Book Summary: The Tipping Point
Overview of the best-selling book by Malcolm Gladwell
What it's about
The spread of products or ideas and the decline of others are rarely understood. Gladwell’s insight into social dynamics provides concrete laws governing the trends of human behaviour. He likens rapid growth, decline and co-incidence to epidemics. Ideas are ‘infectious’, fashions represent ‘outbreaks’ and new ideas and products are ‘viruses’. Advertising is a way of infecting others. Developing his analogy, Gladwell shows how a factor ‘tips’ - when a critical mass ‘catches’ the infection and passes it on. This is when a shoe becomes a ‘fashion craze’, social smoking becomes ‘addiction’ and crime becomes a ‘wave’. The Tipping Point is a manual for understanding and directing change: a revolutionary’s handbook.
Significance
The value of ‘The Tipping Point’ is to understand Gladwell’s ‘laws of epidemics’. Beyond his entertaining anecdotes lie an exploration of the forces driving the spread of products and ideas. The ‘tipping point’ is the dramatic moment when everything changes simultaneously because a threshold has been crossed – though the situation might have been building for some time. Epidemics can be either ‘good’ or ‘bad’. The spread of HIV is catastrophic, but thrives on the same mechanism that spreads positive things – like fashions or health warnings. Underpinning this mechanism lie the fundamental forces driving all epidemics.
Key points
1. The Law of The Few
Epidemics need a small number of people to transmit their infection to many others. The majority do not transmit the infection at such a scale. This is apparent with the spread of disease: the few people that socialise and travel the most make the difference between a local outbreak and a global pandemic. Word of mouth is a critical form of communication. Those that speak the most (and speak the best) create epidemics of ideas. Gladwell categorises these decisive people into connectors, mavens and salespeople.
Connectors bring people together, using their social skills to make connections. This affords them power over the spread of epidemics, as they communicate throughout different ‘networks’ of people. Masters of the ‘weak tie’ (a friendly, superficial connection) can spread ideas far. Since ordinary people form time-consuming relationships, they make fewer of them and, therefore, they affect fewer people. Mavens – information specialists – are subtly different. They focus on the needs of others rather than on their own needs, and they have the most to say. Examples of mavens include teachers.
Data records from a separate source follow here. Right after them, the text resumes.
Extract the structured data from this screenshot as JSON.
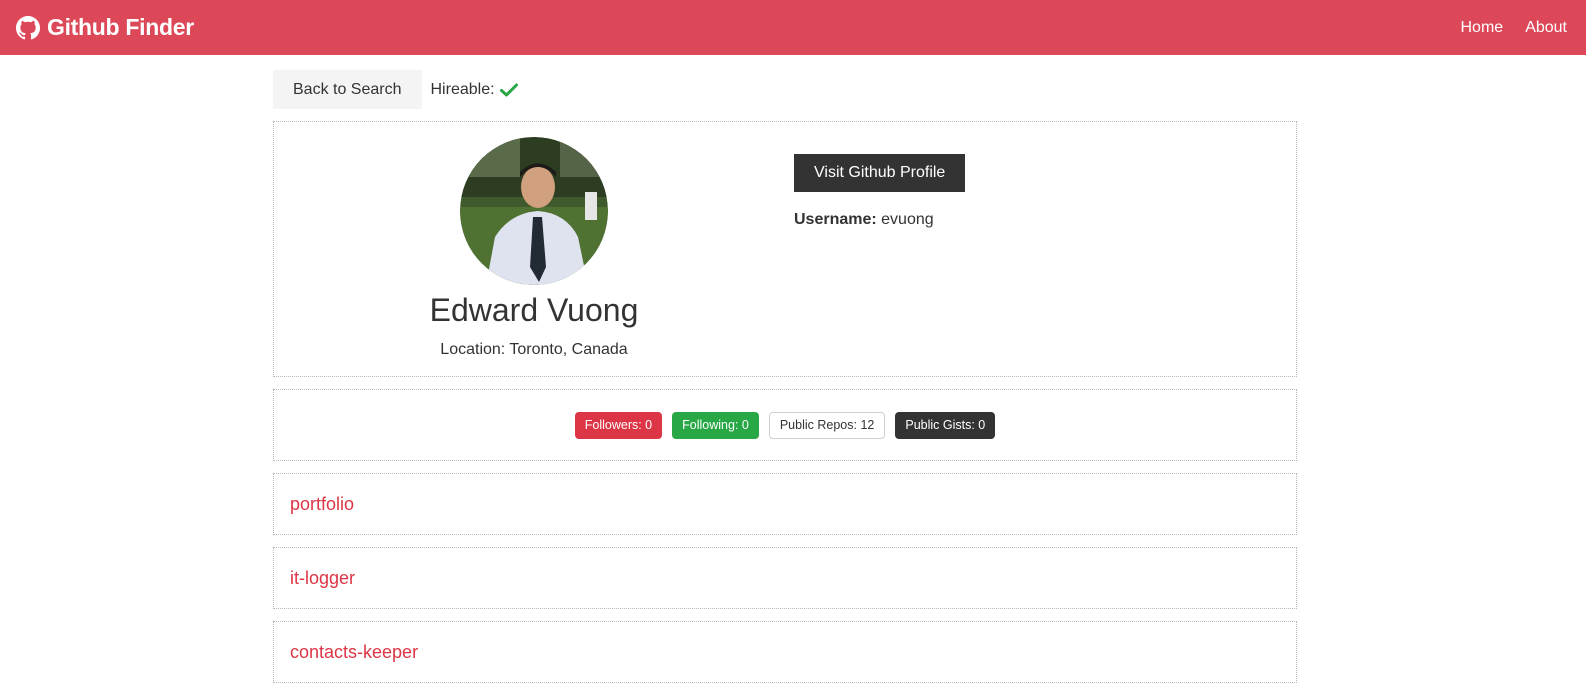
{
  "navbar": {
    "brand_icon": "github-icon",
    "title": "Github Finder",
    "links": [
      "Home",
      "About"
    ],
    "bg_color": "#dc4858"
  },
  "top_bar": {
    "back_label": "Back to Search",
    "hireable_label": "Hireable:",
    "hireable_icon": "check-icon",
    "hireable_color": "#28a745"
  },
  "profile": {
    "name": "Edward Vuong",
    "location": "Location: Toronto, Canada",
    "visit_label": "Visit Github Profile",
    "username_label": "Username:",
    "username_value": "evuong"
  },
  "stats": {
    "followers": "Followers: 0",
    "following": "Following: 0",
    "public_repos": "Public Repos: 12",
    "public_gists": "Public Gists: 0"
  },
  "repos": [
    {
      "name": "portfolio"
    },
    {
      "name": "it-logger"
    },
    {
      "name": "contacts-keeper"
    }
  ]
}
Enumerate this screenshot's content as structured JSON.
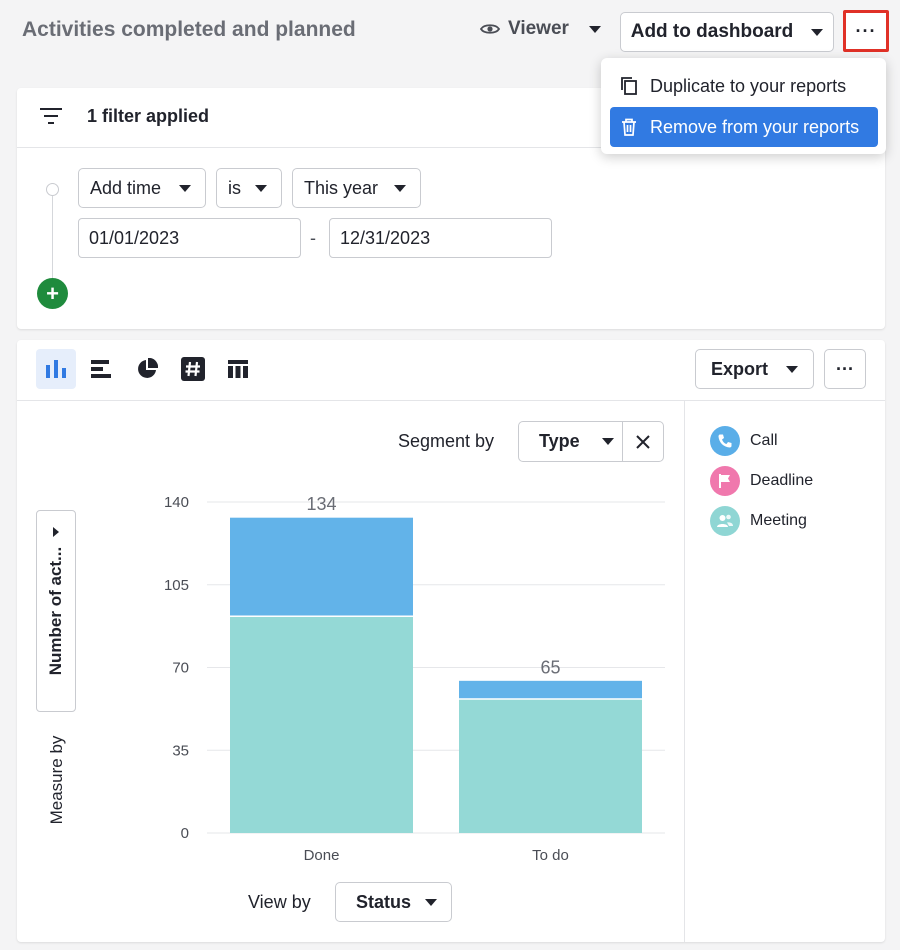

Salespeople concentrate on the relationship, not the message, and are more persuasive because they have better ‘sales’ skills, mastering non-verbal communication and ‘motor mimicry’ (the imitation of another’s emotions and behaviour to gain trust). The product is not necessarily theirs. An individual might make smoking look ‘cool’ to an impressionable teenager, without owning the cigarettes. Without connectors, mavens and salespeople, epidemics would not reach a ‘tipping point’. Epidemics need surprisingly few such people.
2. The Stickiness Factor
With products or ideas, how attractive it is matters as much as how it is communicated in determining whether it spreads. Its ‘stickiness’ determines whether it passes by or catches on. To reach a tipping point, ideas have to be compelling. If the idea or product is unattractive, it will be rejected irrespective of how it is transmitted. The information age has created a stickiness problem – the ‘clutter’ of messages we face leads to products and ideas being ignored. For those wishing to create epidemics (e.g. marketers) it has become increasingly important to pay attention to the presentation of the message. If ‘contagiousness’ is a function of the messenger, stickiness is a property of the message.
3. The Power of Context
We rarely appreciate how our personal lives are affected by circumstances. Changes in the context of a message can tip an epidemic. An example is ‘broken windows theory’ – if someone sees a single broken window, that person may believe there is an absence of control and authority. Consequently, they are more likely to commit other crimes. A broken window or wall covered in graffiti invites more serious crimes, spawning a crime wave. Yet the origin of the epidemic might not be with the connectors, mavens or salespeople. And it may not be with the stickiness of the factor (assuming crime is not a basically human act). It could result from an accident in the environment. Gladwell argues that our circumstances, or context, matter as much as character. Realising this permits controlling the tipping point through altering the environment.
Context
Gladwell’s experience at the Washington Post and the New Yorker in business, science and medicine have left him with some excellent explanations for a diverse range of questions. The Tipping Point charts a common course between a range of different questions and phenomena. Gladwell argues that the anti-smoking campaign’s poor success, despite the vast sums spent combating the epidemic, represents a failure to tackle the spread of the epidemic at the ‘tipping point’. Here, the brain becomes dependent on nicotine to prevent depression, so giving anti-depressants to those ‘kicking the habit’ would have more success. But successful strategies require improvements in our thinking and a shift from an exclusive focus on cause and effect. Gladwell supports a ‘systems-thinking’ approach. Behind all successful epidemics rests a belief that change is possible. Tipping points underline the power of intelligent action – always an empowering vision.